Messagede Parpalhon » 17 Jan 2010, 22:46

chaperon rouge a écrit: Je crois qu'il vaut vraiment la peine de lire les critiques féministes radicales et libertaires contemporaines des rapports de genre vécus dans les groupes anarchistes et altermondialistes mixtes pour se rendre compte que malgré leurs prétentions, les hommes anarchistes n'ont pas la patte blanche par rapport à la reproduction de rapports de domination.
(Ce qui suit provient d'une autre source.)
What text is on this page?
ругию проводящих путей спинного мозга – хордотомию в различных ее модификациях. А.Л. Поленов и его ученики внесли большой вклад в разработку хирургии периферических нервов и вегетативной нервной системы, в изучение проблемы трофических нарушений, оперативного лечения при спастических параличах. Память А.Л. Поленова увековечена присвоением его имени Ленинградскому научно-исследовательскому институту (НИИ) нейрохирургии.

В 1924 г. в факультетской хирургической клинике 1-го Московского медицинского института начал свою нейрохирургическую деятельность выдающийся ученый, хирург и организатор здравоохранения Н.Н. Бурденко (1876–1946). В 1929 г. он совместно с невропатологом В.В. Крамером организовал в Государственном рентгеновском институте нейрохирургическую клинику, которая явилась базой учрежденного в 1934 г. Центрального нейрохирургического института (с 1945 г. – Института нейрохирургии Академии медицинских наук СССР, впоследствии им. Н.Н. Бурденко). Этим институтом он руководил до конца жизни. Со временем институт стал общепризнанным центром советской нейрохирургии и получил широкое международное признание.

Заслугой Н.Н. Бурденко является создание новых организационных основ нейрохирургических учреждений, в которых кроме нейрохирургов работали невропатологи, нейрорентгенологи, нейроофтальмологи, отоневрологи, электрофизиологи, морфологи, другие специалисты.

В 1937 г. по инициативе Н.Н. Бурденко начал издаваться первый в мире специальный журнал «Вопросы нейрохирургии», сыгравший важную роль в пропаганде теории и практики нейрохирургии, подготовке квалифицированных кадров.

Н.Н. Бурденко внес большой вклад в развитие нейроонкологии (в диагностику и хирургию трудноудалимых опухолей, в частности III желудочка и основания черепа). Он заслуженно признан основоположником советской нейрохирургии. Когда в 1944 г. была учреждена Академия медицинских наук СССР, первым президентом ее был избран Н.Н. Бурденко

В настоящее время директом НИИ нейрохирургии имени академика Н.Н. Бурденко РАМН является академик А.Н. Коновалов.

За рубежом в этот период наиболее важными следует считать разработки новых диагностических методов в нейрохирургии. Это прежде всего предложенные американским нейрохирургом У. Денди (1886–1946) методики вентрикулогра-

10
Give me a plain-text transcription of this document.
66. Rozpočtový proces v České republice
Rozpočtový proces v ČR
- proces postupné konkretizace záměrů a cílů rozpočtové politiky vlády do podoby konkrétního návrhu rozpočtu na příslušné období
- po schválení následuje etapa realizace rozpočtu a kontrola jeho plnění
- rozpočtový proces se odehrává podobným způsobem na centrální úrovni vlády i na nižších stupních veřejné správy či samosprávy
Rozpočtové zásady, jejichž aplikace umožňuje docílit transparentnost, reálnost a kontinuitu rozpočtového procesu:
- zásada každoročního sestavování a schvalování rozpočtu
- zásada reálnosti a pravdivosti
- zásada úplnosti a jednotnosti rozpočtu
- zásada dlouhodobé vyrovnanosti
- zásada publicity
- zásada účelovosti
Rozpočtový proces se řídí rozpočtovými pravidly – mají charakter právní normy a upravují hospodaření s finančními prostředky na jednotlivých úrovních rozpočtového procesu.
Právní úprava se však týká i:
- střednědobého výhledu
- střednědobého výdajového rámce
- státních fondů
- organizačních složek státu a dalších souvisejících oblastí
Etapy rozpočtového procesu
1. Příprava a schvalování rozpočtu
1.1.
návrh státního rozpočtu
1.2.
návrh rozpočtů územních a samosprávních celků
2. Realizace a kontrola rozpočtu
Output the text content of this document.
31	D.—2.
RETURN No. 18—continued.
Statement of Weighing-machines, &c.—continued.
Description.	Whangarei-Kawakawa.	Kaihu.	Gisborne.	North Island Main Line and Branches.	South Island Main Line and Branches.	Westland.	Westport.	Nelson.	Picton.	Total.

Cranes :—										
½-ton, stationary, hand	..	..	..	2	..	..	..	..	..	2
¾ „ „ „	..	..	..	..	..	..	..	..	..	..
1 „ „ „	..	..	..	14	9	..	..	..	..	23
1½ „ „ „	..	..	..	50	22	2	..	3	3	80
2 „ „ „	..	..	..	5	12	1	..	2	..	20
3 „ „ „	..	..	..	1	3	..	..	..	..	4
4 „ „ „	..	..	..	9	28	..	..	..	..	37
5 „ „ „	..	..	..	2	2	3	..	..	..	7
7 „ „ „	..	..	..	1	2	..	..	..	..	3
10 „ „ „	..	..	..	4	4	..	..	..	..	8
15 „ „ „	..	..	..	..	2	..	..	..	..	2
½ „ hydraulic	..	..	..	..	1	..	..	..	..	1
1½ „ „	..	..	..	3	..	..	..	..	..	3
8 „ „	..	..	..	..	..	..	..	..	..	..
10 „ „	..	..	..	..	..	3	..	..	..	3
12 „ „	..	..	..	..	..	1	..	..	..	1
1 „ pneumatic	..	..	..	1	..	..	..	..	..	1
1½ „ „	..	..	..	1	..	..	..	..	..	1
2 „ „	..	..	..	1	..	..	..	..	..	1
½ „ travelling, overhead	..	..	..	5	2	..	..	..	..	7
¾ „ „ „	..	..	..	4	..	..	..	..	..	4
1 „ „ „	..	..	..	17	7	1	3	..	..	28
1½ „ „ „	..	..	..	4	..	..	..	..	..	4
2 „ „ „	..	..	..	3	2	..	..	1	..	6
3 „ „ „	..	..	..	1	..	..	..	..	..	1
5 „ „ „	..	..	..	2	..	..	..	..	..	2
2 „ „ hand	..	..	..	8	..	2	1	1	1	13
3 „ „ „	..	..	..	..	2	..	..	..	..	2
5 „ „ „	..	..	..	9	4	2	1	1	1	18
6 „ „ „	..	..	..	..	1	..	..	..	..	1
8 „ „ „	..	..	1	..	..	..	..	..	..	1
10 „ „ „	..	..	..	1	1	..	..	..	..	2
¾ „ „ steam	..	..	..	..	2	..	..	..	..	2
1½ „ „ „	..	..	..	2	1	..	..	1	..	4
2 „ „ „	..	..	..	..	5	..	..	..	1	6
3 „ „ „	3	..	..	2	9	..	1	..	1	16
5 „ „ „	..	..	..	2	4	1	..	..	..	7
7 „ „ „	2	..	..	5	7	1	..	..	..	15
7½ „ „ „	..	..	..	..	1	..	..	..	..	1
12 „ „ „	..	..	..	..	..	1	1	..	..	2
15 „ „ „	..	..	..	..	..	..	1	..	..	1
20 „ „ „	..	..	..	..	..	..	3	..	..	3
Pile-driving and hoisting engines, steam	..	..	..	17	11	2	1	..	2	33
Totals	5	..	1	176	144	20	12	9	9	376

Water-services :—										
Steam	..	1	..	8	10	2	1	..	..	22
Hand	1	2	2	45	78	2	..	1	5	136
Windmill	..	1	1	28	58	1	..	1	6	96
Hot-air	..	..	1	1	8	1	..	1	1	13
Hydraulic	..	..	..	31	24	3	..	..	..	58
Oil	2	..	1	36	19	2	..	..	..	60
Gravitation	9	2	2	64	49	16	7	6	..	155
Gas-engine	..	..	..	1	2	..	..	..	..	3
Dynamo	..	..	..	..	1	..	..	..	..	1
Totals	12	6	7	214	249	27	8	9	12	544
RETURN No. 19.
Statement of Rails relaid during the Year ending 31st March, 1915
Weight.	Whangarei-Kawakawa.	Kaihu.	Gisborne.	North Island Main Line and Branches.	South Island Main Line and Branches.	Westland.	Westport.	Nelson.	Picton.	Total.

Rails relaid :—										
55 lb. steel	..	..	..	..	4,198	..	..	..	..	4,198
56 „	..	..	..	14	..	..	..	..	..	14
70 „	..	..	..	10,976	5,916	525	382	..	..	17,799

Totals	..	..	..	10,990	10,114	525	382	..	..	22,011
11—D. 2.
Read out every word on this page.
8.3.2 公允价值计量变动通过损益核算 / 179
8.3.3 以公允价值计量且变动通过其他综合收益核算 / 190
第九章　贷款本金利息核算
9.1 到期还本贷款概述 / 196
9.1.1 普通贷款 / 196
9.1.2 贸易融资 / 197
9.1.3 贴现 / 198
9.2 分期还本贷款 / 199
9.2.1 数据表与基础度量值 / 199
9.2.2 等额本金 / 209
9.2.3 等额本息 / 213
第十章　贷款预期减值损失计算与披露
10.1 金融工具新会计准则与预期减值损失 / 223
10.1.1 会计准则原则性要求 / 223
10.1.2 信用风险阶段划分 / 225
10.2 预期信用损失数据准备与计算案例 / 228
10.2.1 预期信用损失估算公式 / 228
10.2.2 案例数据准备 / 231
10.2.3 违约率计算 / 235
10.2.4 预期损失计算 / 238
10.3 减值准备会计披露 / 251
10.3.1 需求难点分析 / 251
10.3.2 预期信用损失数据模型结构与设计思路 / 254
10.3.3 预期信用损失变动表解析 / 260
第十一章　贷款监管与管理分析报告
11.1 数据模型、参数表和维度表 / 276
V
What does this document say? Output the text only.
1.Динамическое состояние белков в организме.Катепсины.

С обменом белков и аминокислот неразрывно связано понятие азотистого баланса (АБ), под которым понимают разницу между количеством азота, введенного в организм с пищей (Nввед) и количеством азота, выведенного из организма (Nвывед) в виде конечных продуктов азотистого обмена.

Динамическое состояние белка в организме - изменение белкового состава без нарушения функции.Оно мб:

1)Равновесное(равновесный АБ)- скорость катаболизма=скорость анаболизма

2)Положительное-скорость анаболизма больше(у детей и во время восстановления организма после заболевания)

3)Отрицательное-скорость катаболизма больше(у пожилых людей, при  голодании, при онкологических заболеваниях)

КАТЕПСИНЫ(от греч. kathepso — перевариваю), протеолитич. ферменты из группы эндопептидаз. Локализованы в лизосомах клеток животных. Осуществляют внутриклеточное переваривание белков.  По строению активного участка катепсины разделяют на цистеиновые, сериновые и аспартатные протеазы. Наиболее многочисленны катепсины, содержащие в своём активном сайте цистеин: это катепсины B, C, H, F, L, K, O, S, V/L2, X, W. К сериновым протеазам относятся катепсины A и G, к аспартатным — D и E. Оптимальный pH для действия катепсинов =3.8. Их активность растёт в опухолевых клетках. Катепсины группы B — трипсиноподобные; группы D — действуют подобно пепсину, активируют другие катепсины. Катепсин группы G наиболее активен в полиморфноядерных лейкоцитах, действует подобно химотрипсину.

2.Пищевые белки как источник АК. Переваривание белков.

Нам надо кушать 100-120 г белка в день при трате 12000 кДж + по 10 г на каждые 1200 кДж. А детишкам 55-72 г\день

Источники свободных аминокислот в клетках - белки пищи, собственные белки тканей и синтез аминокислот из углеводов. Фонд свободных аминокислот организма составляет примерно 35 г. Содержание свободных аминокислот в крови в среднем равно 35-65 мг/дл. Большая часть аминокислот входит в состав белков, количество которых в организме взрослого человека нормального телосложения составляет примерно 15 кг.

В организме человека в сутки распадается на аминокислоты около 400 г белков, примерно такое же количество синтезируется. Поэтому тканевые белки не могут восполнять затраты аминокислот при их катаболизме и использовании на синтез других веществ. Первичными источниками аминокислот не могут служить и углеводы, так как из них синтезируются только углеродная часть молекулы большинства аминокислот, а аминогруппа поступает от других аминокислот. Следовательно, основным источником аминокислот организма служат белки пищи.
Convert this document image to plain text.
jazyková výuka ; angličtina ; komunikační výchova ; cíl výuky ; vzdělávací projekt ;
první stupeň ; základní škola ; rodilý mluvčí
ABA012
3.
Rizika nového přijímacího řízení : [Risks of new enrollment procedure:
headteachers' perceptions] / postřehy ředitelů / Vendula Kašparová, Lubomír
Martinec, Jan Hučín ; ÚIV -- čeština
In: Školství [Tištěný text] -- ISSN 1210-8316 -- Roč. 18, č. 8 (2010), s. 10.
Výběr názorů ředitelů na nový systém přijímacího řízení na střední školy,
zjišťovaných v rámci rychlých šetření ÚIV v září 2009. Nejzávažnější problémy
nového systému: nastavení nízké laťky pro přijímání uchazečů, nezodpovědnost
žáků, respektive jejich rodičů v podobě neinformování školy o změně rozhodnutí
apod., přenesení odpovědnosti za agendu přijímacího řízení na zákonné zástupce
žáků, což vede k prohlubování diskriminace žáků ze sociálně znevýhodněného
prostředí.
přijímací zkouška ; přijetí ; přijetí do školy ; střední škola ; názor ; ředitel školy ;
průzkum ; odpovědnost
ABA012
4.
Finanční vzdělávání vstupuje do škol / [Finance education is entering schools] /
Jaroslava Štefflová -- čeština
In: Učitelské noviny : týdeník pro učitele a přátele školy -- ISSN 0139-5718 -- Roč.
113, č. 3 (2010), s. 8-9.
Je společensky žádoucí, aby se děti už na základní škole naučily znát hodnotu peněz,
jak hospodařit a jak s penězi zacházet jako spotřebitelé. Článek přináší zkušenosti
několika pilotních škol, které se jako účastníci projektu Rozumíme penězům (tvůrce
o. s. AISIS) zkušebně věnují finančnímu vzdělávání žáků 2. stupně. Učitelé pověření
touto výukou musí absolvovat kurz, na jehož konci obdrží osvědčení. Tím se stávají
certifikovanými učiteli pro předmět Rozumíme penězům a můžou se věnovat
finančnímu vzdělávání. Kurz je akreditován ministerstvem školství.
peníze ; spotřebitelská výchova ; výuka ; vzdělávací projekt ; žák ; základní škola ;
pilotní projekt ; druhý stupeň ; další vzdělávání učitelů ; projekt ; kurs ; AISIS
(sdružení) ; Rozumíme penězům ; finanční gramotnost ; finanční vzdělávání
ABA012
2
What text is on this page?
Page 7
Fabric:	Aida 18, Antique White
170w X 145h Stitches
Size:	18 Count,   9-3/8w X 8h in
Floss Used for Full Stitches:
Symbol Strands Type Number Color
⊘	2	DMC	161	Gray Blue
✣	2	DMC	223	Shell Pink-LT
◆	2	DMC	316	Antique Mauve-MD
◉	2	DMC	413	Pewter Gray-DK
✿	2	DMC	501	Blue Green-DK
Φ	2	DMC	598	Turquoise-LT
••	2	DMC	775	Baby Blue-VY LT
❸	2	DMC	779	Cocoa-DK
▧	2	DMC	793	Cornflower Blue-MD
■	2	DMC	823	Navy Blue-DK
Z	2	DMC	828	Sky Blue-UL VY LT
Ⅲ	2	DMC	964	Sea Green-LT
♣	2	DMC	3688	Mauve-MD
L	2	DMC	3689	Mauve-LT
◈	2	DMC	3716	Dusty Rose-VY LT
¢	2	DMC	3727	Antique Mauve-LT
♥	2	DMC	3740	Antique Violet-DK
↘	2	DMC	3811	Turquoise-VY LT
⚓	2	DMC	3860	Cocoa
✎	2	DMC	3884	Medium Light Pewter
Enfin, ne voyez pas cela comme une flagellation, il s'agit d'une critique très nette.

Tout à fait d'accord ... moi même j'ai eu l'occasion de constater que le schéma sexiste est souvent reproduit au sein même de groupes de composantes plus ou moins libertaire.
Les filles y ont soi un rôle totalement effacé, et lorsqu'elles parlent personne ne les écoute et on ne leur accorde aucun crédit, même si elles sont parfois les piliers de l'organisation de la vie quotidienne ..
Soi elles jouent le rôle de matrone pour compenser, le rôle de femme autoritaire, qui prend tout en charge, qui parle fort, qui coupe la parole aux autres, exubérante .. bref, la fille qui a besoin de montrer aux gens qu'elle existe.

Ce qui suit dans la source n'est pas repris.